Wednesday, 12 May 2010

Guide to Dealing with Mortgage Repayment Difficulties

The Irish Bankers' Federation have published a guide containing some basic advice on what to do and what not to do if you experience difficulty meeting your mortgage repayments.

It can be downloaded from their website here.

There may possibly be comments about the irony of the IBF publishing such a guide when it could be argued that practices of some of their members may have contributed to some people's current difficulties, but we are where we are. It's a useful guide nonetheless.

Sunday, 2 May 2010

National Solidarity Bond - is it any good?

Details of the National Solidarity Bond were announced last week, the idea having first surfaced in the most recent Budget speech. The idea is that you invest an amount of money from €500 to €250,000 for a period of ten years, after which you get a State-guaranteed return of 50%, which is fixed from the outset.

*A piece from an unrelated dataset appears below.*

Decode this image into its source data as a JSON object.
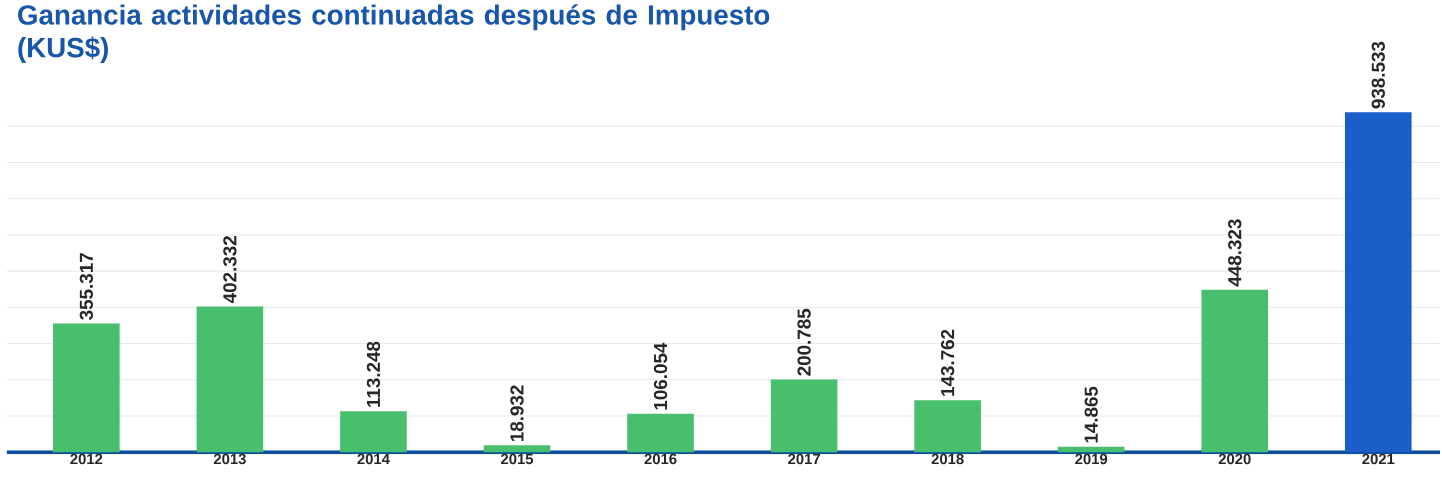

In further detail, the return is 50% Gross over 10 years (AER 4.14%) consisting of 10% in 10 annual payments of 1% which are subject to DIRT at the prevailing rate (currently 25%) plus a 40% Tax free lump sum at the end of 10 years.

The net after tax return is 47.5% (AER 3.96%) assuming DIRT remains at 25%. Minimum investment is €500. Maximum individual investment is €250,000 (or €500,000 from 2 joint applicants or €750,000 from 3 joint applicants). If you do not have €500 to invest there is a facility to save through regular lodgements. You can access your money at any time by giving 7 days notice. There are no fees, charges or sales commissions.

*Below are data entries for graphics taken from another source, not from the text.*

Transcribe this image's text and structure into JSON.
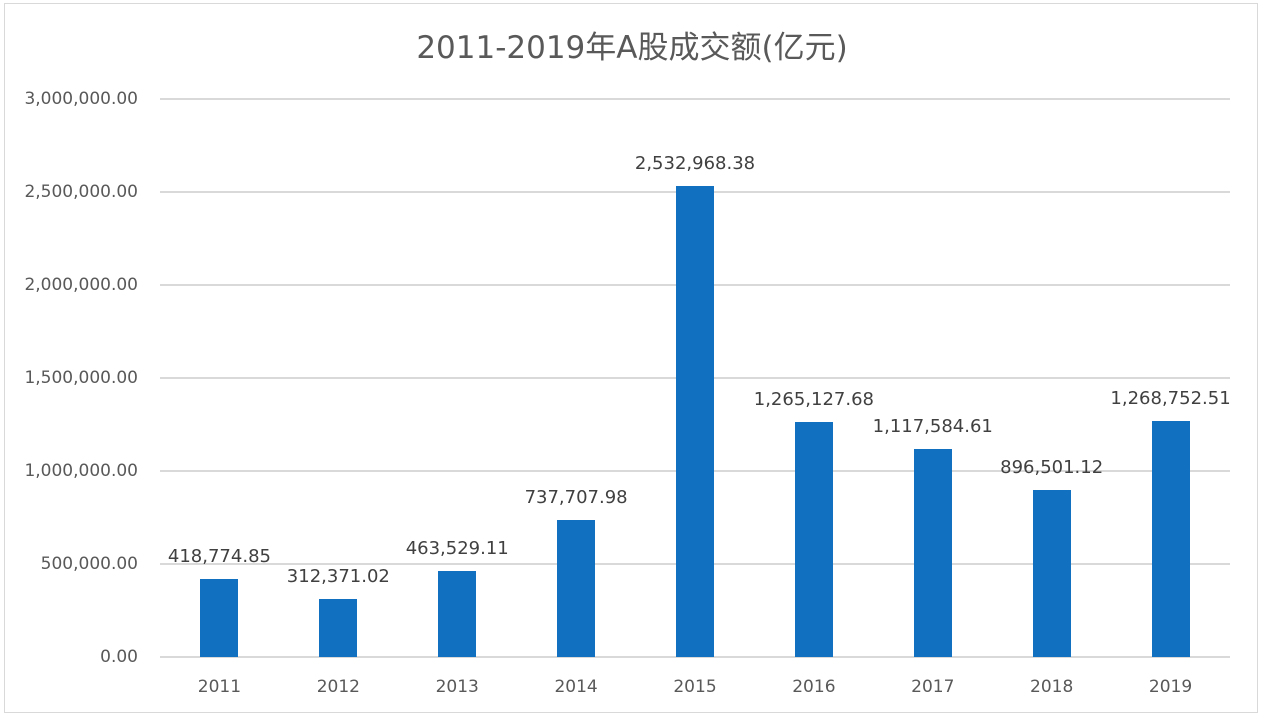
{
  "chart_data": {
    "type": "bar",
    "title": "2011-2019年A股成交额(亿元)",
    "xlabel": "",
    "ylabel": "",
    "categories": [
      "2011",
      "2012",
      "2013",
      "2014",
      "2015",
      "2016",
      "2017",
      "2018",
      "2019"
    ],
    "values": [
      418774.85,
      312371.02,
      463529.11,
      737707.98,
      2532968.38,
      1265127.68,
      1117584.61,
      896501.12,
      1268752.51
    ],
    "value_labels": [
      "418,774.85",
      "312,371.02",
      "463,529.11",
      "737,707.98",
      "2,532,968.38",
      "1,265,127.68",
      "1,117,584.61",
      "896,501.12",
      "1,268,752.51"
    ],
    "ylim": [
      0,
      3000000
    ],
    "yticks": [
      "0.00",
      "500,000.00",
      "1,000,000.00",
      "1,500,000.00",
      "2,000,000.00",
      "2,500,000.00",
      "3,000,000.00"
    ],
    "grid": true,
    "legend": null,
    "bar_color": "#1170c0"
  }
}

The money will be used by the Irish Government. As the blurb says - "The Government of Ireland wants to make it easy for residents of Ireland to help to fund the Government’s capital investment programme, develop important infrastructure, stimulate economic recovery and create employment."

Looking at it purely as an investment option, I'd say it should only be considered by someone who is 100% sure they do not need access to their savings earlier than ten years as otherwise the rate of return will be just 0.75% per year after DIRT tax, which is paltry. If you are going to leave it for the 10 years, the return of 4.14% per year, before DIRT tax, isn't going to make you rich but it may be useful as a safe haven alternative to bank deposits for some long-term cash. This of course assumes you have confidence that a guarantee by the Irish State is a safe haven.

It is irritating that the 1% levy on other savings & investment products doesn't apply to this bond, which is an example of the Government using the tax laws to suit their own causes.

Further details available here.

(Note: This product is not available via brokers. The above article should be considered a personal opinion and not professional advice.)